FIG. 5 is a block diagram showing a configuration of the travel control device.

[Explanation of symbols]

 DESCRIPTION OF SYMBOLS 1 ... Automatic guided vehicle 2 ... Gyro 3 ... Vehicle speed detector 4 ... ID tag detector 5 ... Color mark sensor 6 ... White line 7 ... Travel route 8 ... GPS receiver 10 ... Detector 20 ... Input unit 30 ... Arithmetic processing unit 31 ... Arithmetic unit 32 ... Comparison and judgment unit 33 ... Storage unit 34 ... Judgment unit 40 ... Travel control device 50 ... GPS station 51 ... GPS antenna 52 ... Receivers 53 and 54 ...

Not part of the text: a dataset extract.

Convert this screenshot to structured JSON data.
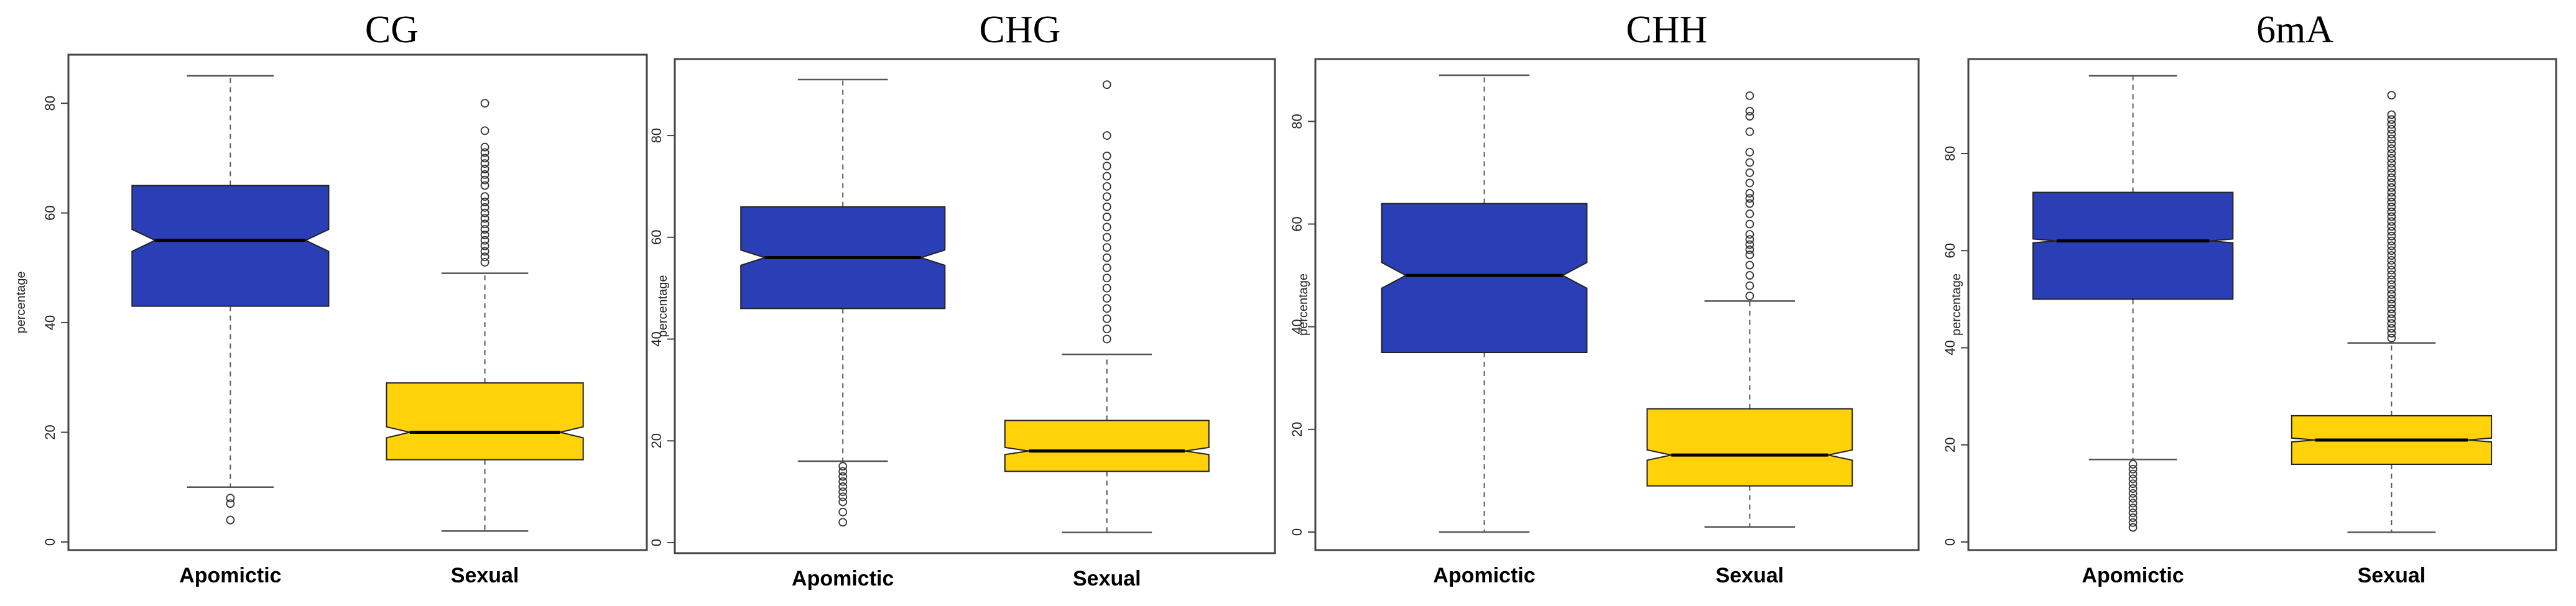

Continued on the front page (72) Inventor Mamoru Terada 1-1, Sanbonmatsucho, Atsuta-ku, Nagoya-shi, Aichi Prefecture Inside Japan Vehicle Manufacturing Co., Ltd. (72) Inventor Yoneharu Shibata 1-1, Sanbonmatsucho, Atsuta-ku, Nagoya-shi, Aichi Japan Inside Vehicle Manufacturing Co., Ltd. (72) Inventor Shoichi Takahashi 1-1, Sanbonmatsucho, Atsuta-ku, Nagoya-shi, Aichi Japan Vehicle Manufacturing Co., Ltd. F-term (reference) 5H301 AA01 AA09 BB05 CC03 CC06 FF04 FF06 FF08 FF11 FF13 FF15 FF26 FF27 GG08 GG12 GG14 GG17 MM07 MM09

Claims (2)

[Claims] 1. A traveling control device for an automatic guided vehicle which carries a commanded traveling route while calculating its own position and traveling direction by mounting a vehicle speed detector and a gyro for detecting a moving angle. A color detector is provided for detecting a painted line painted in the traveling direction of the traveling route, and the automatic guided vehicle deviates from the traveling route when the detection signal of the painted line is lost by the color detector. A traveling control device for an automatic guided vehicle, wherein the traveling is stopped. 2. A traveling control device for an automatic guided vehicle that travels on a commanded traveling route while calculating its own position and traveling direction by mounting a vehicle speed detector and a gyro for detecting a moving angle. A GPS receiver that measures the current position based on radio waves from GPS satellites is installed, and the difference between the current estimated position calculated from the vehicle speed detector and the gyro and the current position measured by the GPS receiver is larger than a predetermined value. A traveling control device for an automatic guided vehicle, wherein the traveling control device determines that the automatic guided vehicle deviates from the traveling route and stops traveling.